XSLT is hard to learn and hard to master. Who am I to say it isn’t? (If that wasn’t my experience, I’m willing to admit that mine is a special case, and not because I’m so smart. I’m only lucky or unlucky as the case may be.) The flip side is — it can be learned. (I’m also willing to help. As a professor of mine once said, “In Deutschland auch die Kinder sprechen Deutsch” — in Germany, even the children speak German!) And nothing else (at least out here in the free market) comes close to XSLT in power, adaptability and fitness for the particular class of problems for which it is designed — a class of problems that is central in the publishing space. XSLT is necessary enough to have been reinvented any number of times, when people have decided they would prefer to do without it, for reasons of platforms, or markets, or culture, or aesthetics.

Given Daly’s complaints about XML, the irony is in how XSLT’s strength is in dealing with only poorly controlled data sets.
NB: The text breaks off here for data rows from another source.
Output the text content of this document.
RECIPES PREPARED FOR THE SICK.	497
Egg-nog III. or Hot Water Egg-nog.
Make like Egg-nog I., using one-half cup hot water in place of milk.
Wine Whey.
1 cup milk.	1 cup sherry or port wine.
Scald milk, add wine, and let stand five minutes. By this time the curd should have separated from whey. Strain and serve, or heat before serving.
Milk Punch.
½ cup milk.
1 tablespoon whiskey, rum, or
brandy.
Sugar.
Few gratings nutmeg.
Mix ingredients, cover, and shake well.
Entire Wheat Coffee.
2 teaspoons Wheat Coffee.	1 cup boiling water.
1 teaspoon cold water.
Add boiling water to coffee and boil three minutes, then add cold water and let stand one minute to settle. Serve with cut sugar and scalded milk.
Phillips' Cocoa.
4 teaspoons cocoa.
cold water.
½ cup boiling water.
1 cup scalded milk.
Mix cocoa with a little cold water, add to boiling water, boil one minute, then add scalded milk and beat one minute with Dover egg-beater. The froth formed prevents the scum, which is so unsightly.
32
I mean, if your data is well controlled and as granular as you need, by all means use RDF or RDBMS or OO: go to town, enjoy, and consider yourself lucky. But XSLT needs only a tree; if you can get one out of your HTML, however sloppy it is, that’s good enough to get you in. You can even start with a data brick if you think of it as a tree with just one node. Of course what you can do with that tree depends on your level of control; but one of the things you can do in any case is expose the issues and start to assert the control you need. XSLT isn’t just for transformation into presentation formats or even preprocessing and normalization. It’s also for diagnostics, validation and heuristics — even conversion into structured formats from messes of tags or plain text. And yes, I mean XSLT 2.0 here. If the XSLT you tried offered no temporary trees, native grouping, stylesheet functions and regular expressions, you have no idea what you’re missing.
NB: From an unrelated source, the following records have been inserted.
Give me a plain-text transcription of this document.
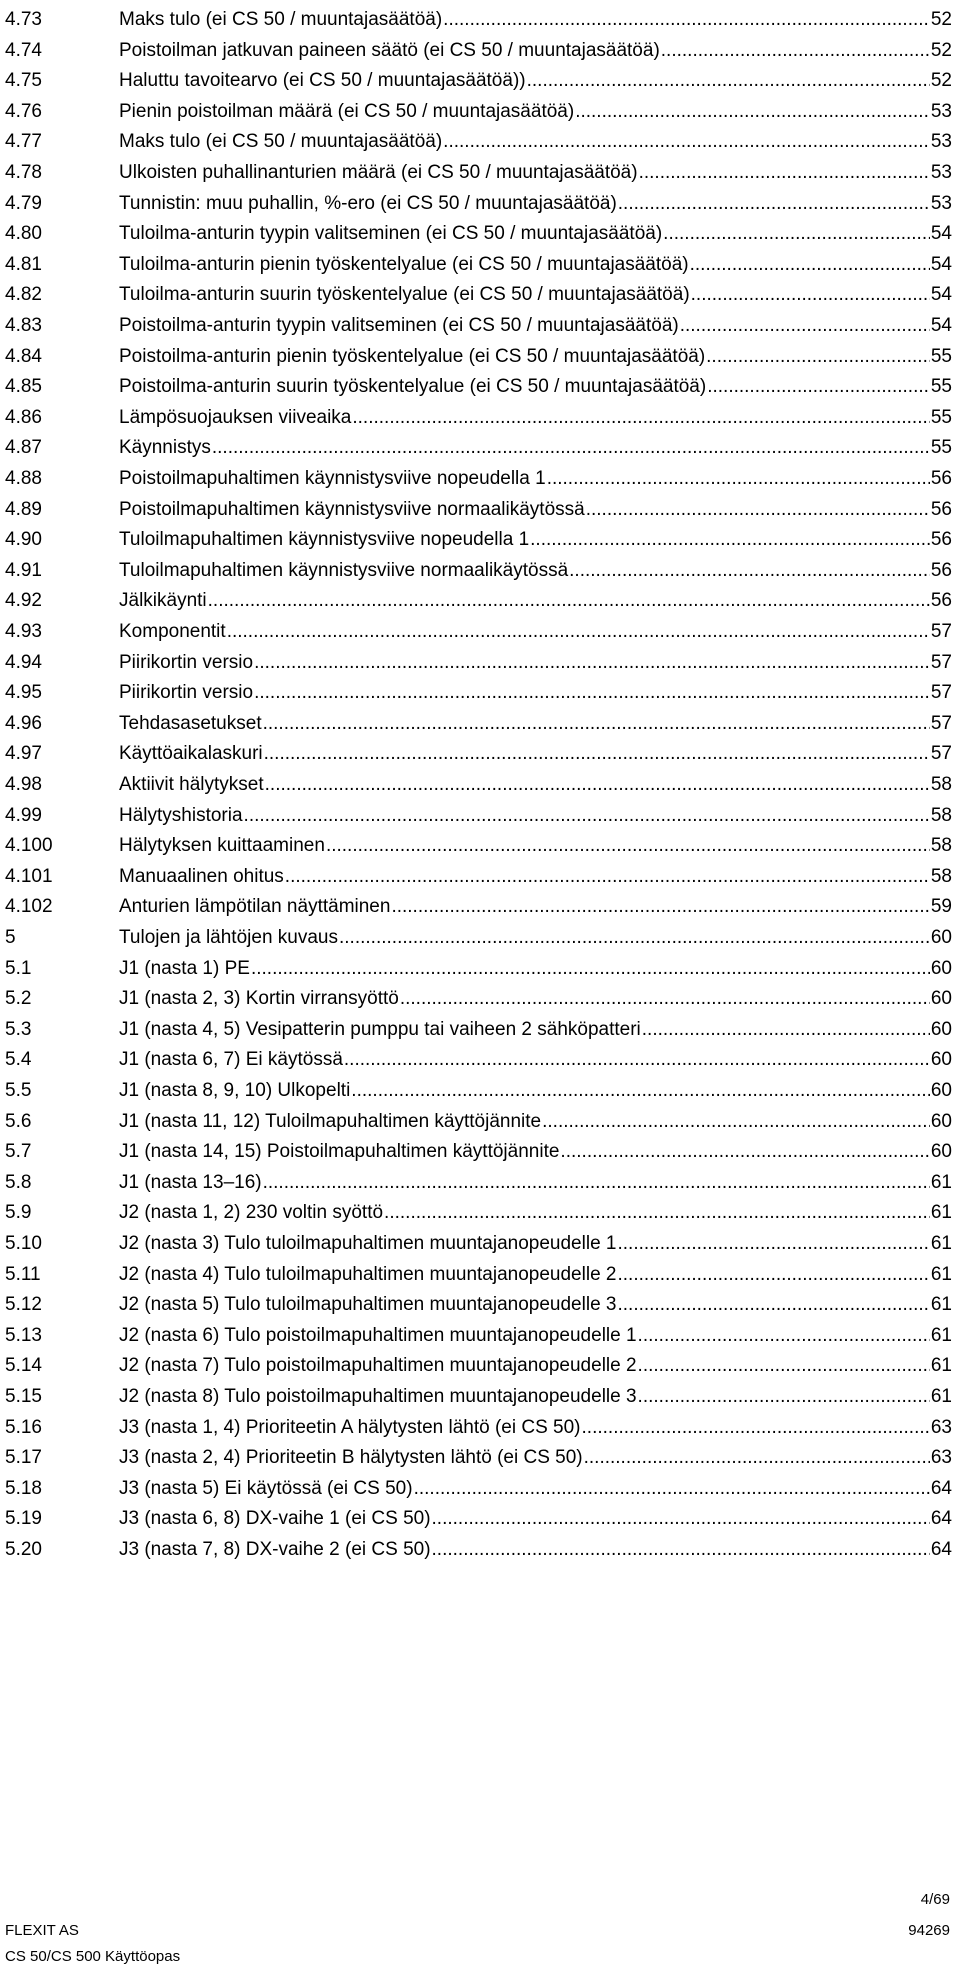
4.73	Maks tulo (ei CS 50 / muuntajasäätöä) .....	52
4.74	Poistoilman jatkuvan paineen säätö (ei CS 50 / muuntajasäätöä) .....	52
4.75	Haluttu tavoitearvo (ei CS 50 / muuntajasäätöä)) .....	52
4.76	Pienin poistoilman määrä (ei CS 50 / muuntajasäätöä) .....	53
4.77	Maks tulo (ei CS 50 / muuntajasäätöä) .....	53
4.78	Ulkoisten puhallinanturien määrä (ei CS 50 / muuntajasäätöä) .....	53
4.79	Tunnistin: muu puhallin, %-ero (ei CS 50 / muuntajasäätöä) .....	53
4.80	Tuloilma-anturin tyypin valitseminen (ei CS 50 / muuntajasäätöä) .....	54
4.81	Tuloilma-anturin pienin työskentelyalue (ei CS 50 / muuntajasäätöä) .....	54
4.82	Tuloilma-anturin suurin työskentelyalue (ei CS 50 / muuntajasäätöä) .....	54
4.83	Poistoilma-anturin tyypin valitseminen (ei CS 50 / muuntajasäätöä) .....	54
4.84	Poistoilma-anturin pienin työskentelyalue (ei CS 50 / muuntajasäätöä) .....	55
4.85	Poistoilma-anturin suurin työskentelyalue (ei CS 50 / muuntajasäätöä) .....	55
4.86	Lämpösuojauksen viiveaika .....	55
4.87	Käynnistys .....	55
4.88	Poistoilmapuhaltimen käynnistysviive nopeudella 1 .....	56
4.89	Poistoilmapuhaltimen käynnistysviive normaalikäytössä .....	56
4.90	Tuloilmapuhaltimen käynnistysviive nopeudella 1 .....	56
4.91	Tuloilmapuhaltimen käynnistysviive normaalikäytössä .....	56
4.92	Jälkikäynti .....	56
4.93	Komponentit .....	57
4.94	Piirikortin versio .....	57
4.95	Piirikortin versio .....	57
4.96	Tehdasasetukset .....	57
4.97	Käyttöaikalaskuri .....	57
4.98	Aktiivit hälytykset .....	58
4.99	Hälytyshistoria .....	58
4.100	Hälytyksen kuittaaminen .....	58
4.101	Manuaalinen ohitus .....	58
4.102	Anturien lämpötilan näyttäminen .....	59
5	Tulojen ja lähtöjen kuvaus .....	60
5.1	J1 (nasta 1) PE .....	60
5.2	J1 (nasta 2, 3) Kortin virransyöttö .....	60
5.3	J1 (nasta 4, 5) Vesipatterin pumppu tai vaiheen 2 sähköpatteri .....	60
5.4	J1 (nasta 6, 7) Ei käytössä .....	60
5.5	J1 (nasta 8, 9, 10) Ulkopelti .....	60
5.6	J1 (nasta 11, 12) Tuloilmapuhaltimen käyttöjännite .....	60
5.7	J1 (nasta 14, 15) Poistoilmapuhaltimen käyttöjännite .....	60
5.8	J1 (nasta 13–16) .....	61
5.9	J2 (nasta 1, 2) 230 voltin syöttö .....	61
5.10	J2 (nasta 3) Tulo tuloilmapuhaltimen muuntajanopeudelle 1 .....	61
5.11	J2 (nasta 4) Tulo tuloilmapuhaltimen muuntajanopeudelle 2 .....	61
5.12	J2 (nasta 5) Tulo tuloilmapuhaltimen muuntajanopeudelle 3 .....	61
5.13	J2 (nasta 6) Tulo poistoilmapuhaltimen muuntajanopeudelle 1 .....	61
5.14	J2 (nasta 7) Tulo poistoilmapuhaltimen muuntajanopeudelle 2 .....	61
5.15	J2 (nasta 8) Tulo poistoilmapuhaltimen muuntajanopeudelle 3 .....	61
5.16	J3 (nasta 1, 4) Prioriteetin A hälytysten lähtö (ei CS 50) .....	63
5.17	J3 (nasta 2, 4) Prioriteetin B hälytysten lähtö (ei CS 50) .....	63
5.18	J3 (nasta 5) Ei käytössä (ei CS 50) .....	64
5.19	J3 (nasta 6, 8) DX-vaihe 1 (ei CS 50) .....	64
5.20	J3 (nasta 7, 8) DX-vaihe 2 (ei CS 50) .....	64
4/69
FLEXIT AS	94269
CS 50/CS 500 Käyttöopas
This is why, when you hang out with XSLT people these days, you pick up such mixed feelings. On the one hand, there is trepidation. We wonder if we should feel silly wearing last year’s hat, and we know we will be judged for it. On the other, we know that within organizations that use it, XSLT is known, if often grudgingly, as powerful ju-ju. For some, eager to reduce dependencies on skills that are hard to find, this will be an excellent reason to get rid of it. For others, with the skills or the sense to invest in them, it will continue to be a secret weapon as long as they have inputs that will benefit from transparency and control.

In this context, I try to tell myself the future actually looks bright. Daly reminds us that “books aren’t data”, and they aren’t wrong just because a file is invalid to some schema or other. I’ve said the same myself; but she’s not complaining about XML or even about schemas: she’s complaining about the insensitive and clumsy ways XML-based systems have been designed, built and used, about muddle-headedness and misleading promises. Yea, verily, yea. But when will structure (as loose or strict as as the case demands), inspection, validation and transformation go out of style?